Too often I have allowed myself to be deceived into believing that I am living for God’s glory when in reality I have been selfish and am living for myself (77).  I can mistake zeal for my own kingdom for the kingdom of God.  Tripp’s analysis of the deceptiveness of sin in chapter six is very revealing.  He understands the human heart better than any other counselor I know of.  I can fall into patterns of using the glory of God as “a means to an end rather than the end itself” (81).  I must avoid man-centered worship because God’s glory is at stake in worship.  I have often fallen into the sin of being anti-social and avoiding others when I should talk with them.  I see now that such a desire is sinful and is rooted in my desire to uphold my own integrity and ensure that others have a high opinion of me (90).  I cannot forget that I am created for community.  It is not good for man to be alone (Gen 2:18).  I need to have a higher esteem for the body of Christ because it is the worshiping community that God has created me to be part of and of which I will be a member for all eternity.

As a young man, I often forget that I am mortal.  I am prone to think that I am immortal and have many years left on earth to do what I want before I decide to give the rest of my time to God.  But in reality, “The entire length of our lives on earth is but an infinitesimal blip in time” (92).  I need to live for the world to come instead of living for my own glory and pleasure on this world which will soon pass away.  I do not know when I shall have to give an account to God because he holds my life in his hand (Psa 31:15).  This should give us pause and ignite in our hearts a fervent desire to live every day for his glory.  I must not believe the lie of sin that this world is all that there is (95).  Too often Christians reduce Christianity down to moralism (105).  But the Christian life is more than rules to be obeyed.  The commands of Scripture are rooted in God’s desire for us to no longer live for ourselves but for his sake.  Only God’s grace can give us the power to do what is right in his eyes (105).

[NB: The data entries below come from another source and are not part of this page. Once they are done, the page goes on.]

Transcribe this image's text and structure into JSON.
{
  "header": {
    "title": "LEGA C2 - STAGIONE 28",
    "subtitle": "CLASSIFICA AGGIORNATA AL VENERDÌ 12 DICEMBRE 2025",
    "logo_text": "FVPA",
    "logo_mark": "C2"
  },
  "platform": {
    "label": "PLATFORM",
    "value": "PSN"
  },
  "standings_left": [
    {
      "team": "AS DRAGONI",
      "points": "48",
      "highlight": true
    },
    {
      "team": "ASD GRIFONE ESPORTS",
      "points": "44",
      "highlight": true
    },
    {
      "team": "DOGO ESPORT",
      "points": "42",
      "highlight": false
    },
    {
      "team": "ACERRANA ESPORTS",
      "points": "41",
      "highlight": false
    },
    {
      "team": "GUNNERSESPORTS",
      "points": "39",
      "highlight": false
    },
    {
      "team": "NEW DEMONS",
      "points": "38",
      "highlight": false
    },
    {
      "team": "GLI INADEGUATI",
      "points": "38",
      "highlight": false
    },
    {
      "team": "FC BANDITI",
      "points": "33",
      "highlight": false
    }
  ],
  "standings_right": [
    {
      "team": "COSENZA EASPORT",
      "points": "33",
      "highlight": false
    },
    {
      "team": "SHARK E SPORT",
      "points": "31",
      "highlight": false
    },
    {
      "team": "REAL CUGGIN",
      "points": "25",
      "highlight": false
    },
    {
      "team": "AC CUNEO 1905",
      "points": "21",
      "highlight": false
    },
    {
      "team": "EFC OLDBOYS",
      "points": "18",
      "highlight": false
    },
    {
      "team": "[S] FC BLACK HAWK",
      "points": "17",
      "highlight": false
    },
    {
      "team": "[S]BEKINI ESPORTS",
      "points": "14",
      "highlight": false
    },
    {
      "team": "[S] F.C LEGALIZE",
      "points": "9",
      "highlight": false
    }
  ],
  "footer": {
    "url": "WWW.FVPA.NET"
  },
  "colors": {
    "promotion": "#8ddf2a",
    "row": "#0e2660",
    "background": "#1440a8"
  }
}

The truth of God’s incomparable glory calls me to submit every desire I have to his larger plan for my life (107).  I must re-evaluate the goals and plans of my life to see whether or not they are in conformity with God’s revealed will (107).  Christians are called to submit their desires to those of Scripture.  I need to examine my heart to see “what treasures or pleasures so excite and motivate you that they shape everything you desire, think, speak, and do” (119).  Instead of putting myself at the center of my universe, I need to see Christ as the center of it and live for his glory (124).  Instead of living in fear of man, I need to fear God and obey his commands (127).  Because “all of us are better at seeing the sin of others than we are our own” (156), I need the accountability of the church so that others can evaluate the motives of my heart.  May God use the church to bring his people into greater conformity with the image of Christ.